How to Navigate Vaginal Depth to Maximise Sexual Pleasure
No two vaginal canals are the same, everything from its length, size and shape can differ from person to person

There used to be no greater disappointment for me than getting down to business with a man only to find out he had a bigger than average penis. From that point onwards I couldn’t relax, and my anxiety had already begun to peak. All I could think about was the pain and discomfort I was about to go through. Though another part of me is optimistic about the challenge. I think, this time will be different! Though it never was. It always ended up with me wincing through doggy, using one hand on their waist trying to cushion the impact of each blow.
The average vaginal canal isn’t static. Its length can change throughout the day though it is roughly around 3 to 6 inches long. When a person becomes sexually aroused, the canal grows longer. This causes your cervix and uterus to lift up and away from the canal so that penetration will be more comfortable. As with all things, no two vaginal canals are the same. Everything from the length, size and shape differs from person to person.
With the average erect penis length being just over 5 inches, it is about 33% longer than the average vagina, which is why some people report discomfort if their partner is on the bigger side.
Though I have never been tested, I don’t think my issues stem from having a condition such as vaginismus, a tilted uterus or MRKH etc. I believe my canal is just on the shorter side. Which means whenever I have sex with someone well endowed, there will be times where they hit my cervix.
Now, some people love it when their cervix gets some love, but I am not one of them. The pain puts a downer on things, and from that point, I can not relax.
However, it is not all doom and gloom. There are certain things one can do to help when getting naughty in the bedroom! Here are the ones that have been working for me.
Lube
Lube is one of the Gods of sex. It is an all-purpose magic that can help alleviate several issues. Regarding sex, lube reduces friction, making penetration more comfortable.
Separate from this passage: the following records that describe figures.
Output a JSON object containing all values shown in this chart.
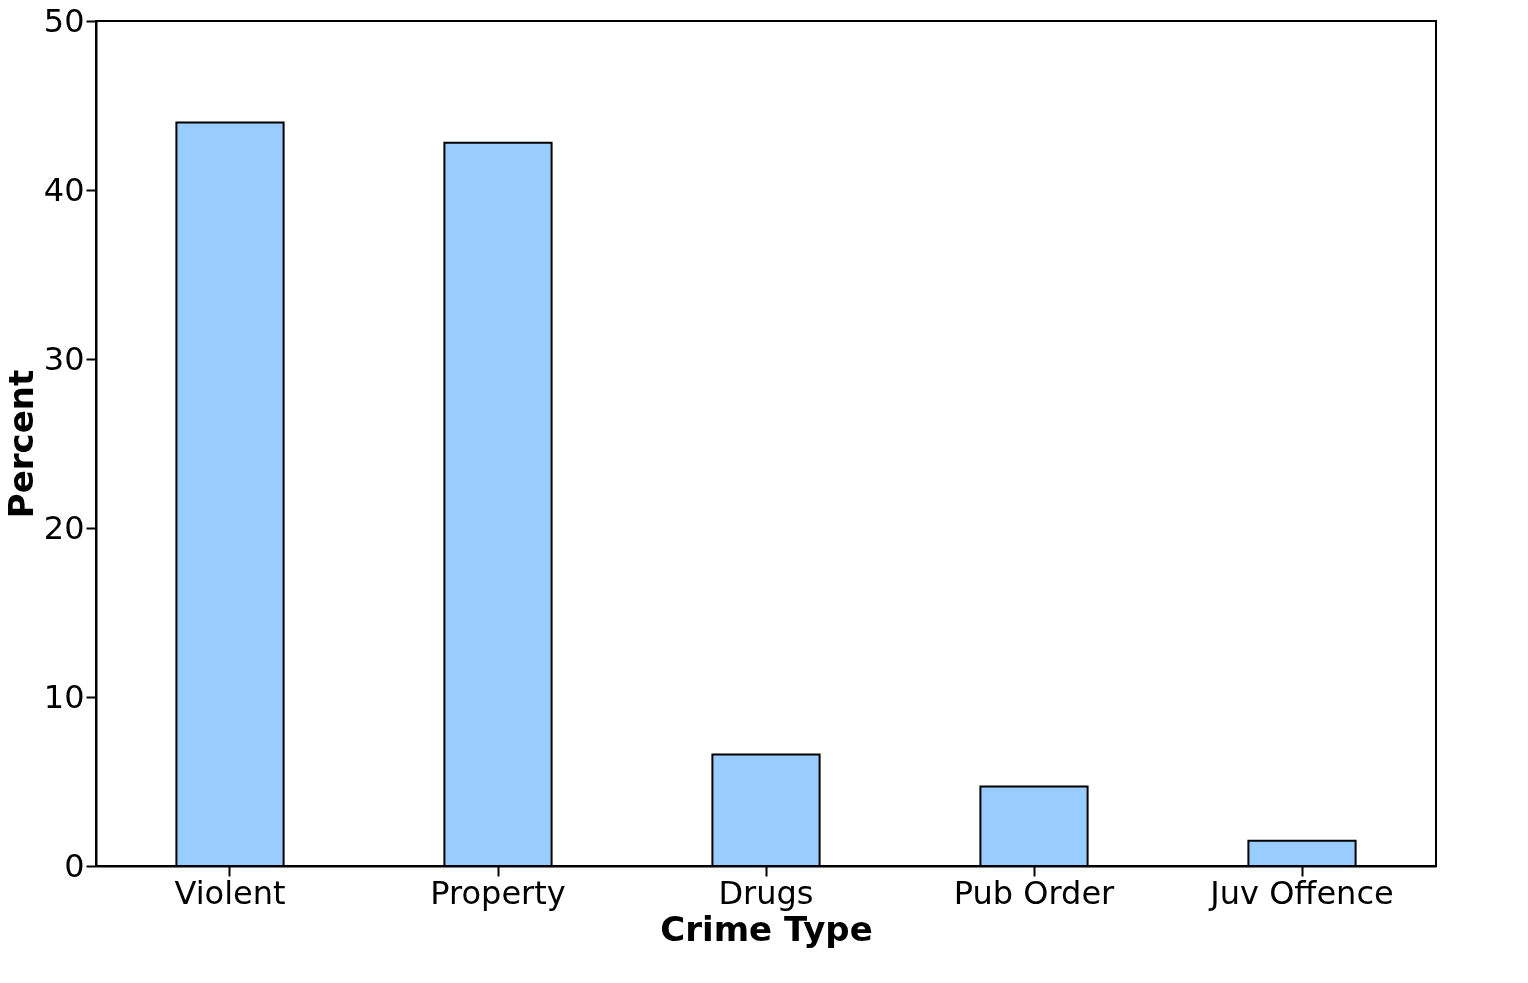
{
  "chart_data": {
    "type": "bar",
    "xlabel": "Crime Type",
    "ylabel": "Percent",
    "categories": [
      "Violent",
      "Property",
      "Drugs",
      "Pub Order",
      "Juv Offence"
    ],
    "values": [
      44.0,
      42.8,
      6.6,
      4.7,
      1.5
    ],
    "color": "#99ccff",
    "ylim": [
      0,
      50
    ],
    "yticks": [
      0,
      10,
      20,
      30,
      40,
      50
    ],
    "grid": false
  }
}
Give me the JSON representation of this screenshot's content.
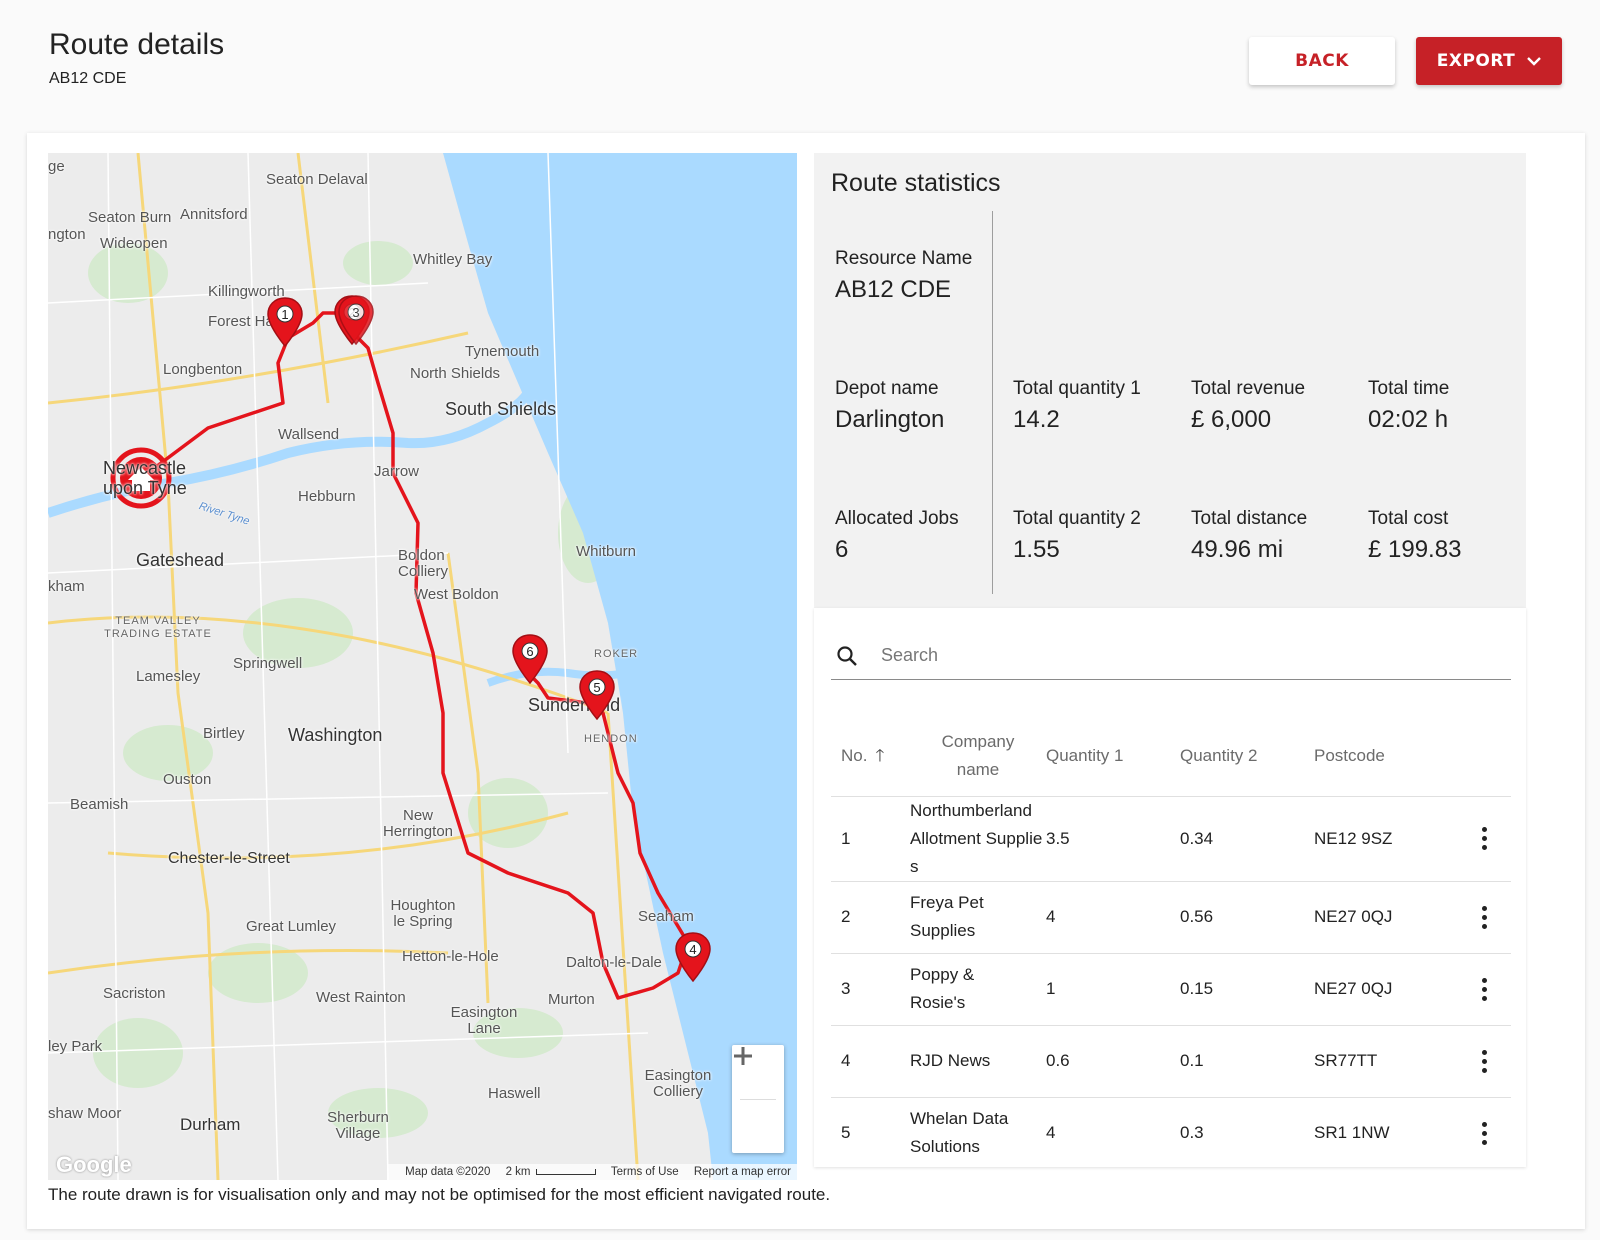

Though I may try lather some on my life to see if it can heal and repair that too!
Relax and take it slow
I hate to be that guy. I feel like anytime someone tells me to relax, it causes me to panic more. But with this, it works. Feeling panicked or anticipating discomfort will cause you to tense up your muscles. Want to guess what makes penetration harder? You got it, tense muscles.
So take your time. Do some breathing exercises (I promise they will mistake these for passionate heavy breaths), communicate and take your time. I like to procrastinate with some foreplay. The arousal from this produces natural lubricant and can also increase the length of your vaginal canal.
Cannabis
Cannabis has been found to alleviate muscle tightness and provide relief for some people. Animal research has even found that marijuana calms muscle spasticity. Though it has never been tested on vaginal discomfort, I can say from experience that it helps. However, I am a sample size of one, so scientifically my test is incredibly invalid, but I’ve found that it also can make the sex incredibly enjoyable.
Try different positions
My most significant piece of advice is: stop doing doggy. I know you like it. I like it too, but you’re just hurting yourself!
It took some time for me to let doggy go, but I am better for it. Positions like missionary are perfect because you can control the depth of penetration. There are loads of others you can try so experiment! Make it an adventure.
Pelvic floor exercises
The vaginal canal is made of muscles which means you can work it out. So when you can, do some pelvic floor exercises. They are super discrete, and you can find lots of information online to help you on your way.
Sex therapy and medical treatment
If your problems persist, then definitely get a quick examination. In some cases, you may have one of the underlining conditions I mentioned above or even an infection.
I am lucky in the sense that my discomfort is rarely ever at a 10 (though I’ve hit this once or twice). I still can feel some apprehension when a guy is well endowed, but these days I’m not shy about saying I want to take it slow.
All of the guys I’ve been with have been very understanding — they like being told they’re too big for you. So communicate. Sex should not be painful!
One major positive — I rarely ever go on top now. So who is really winning?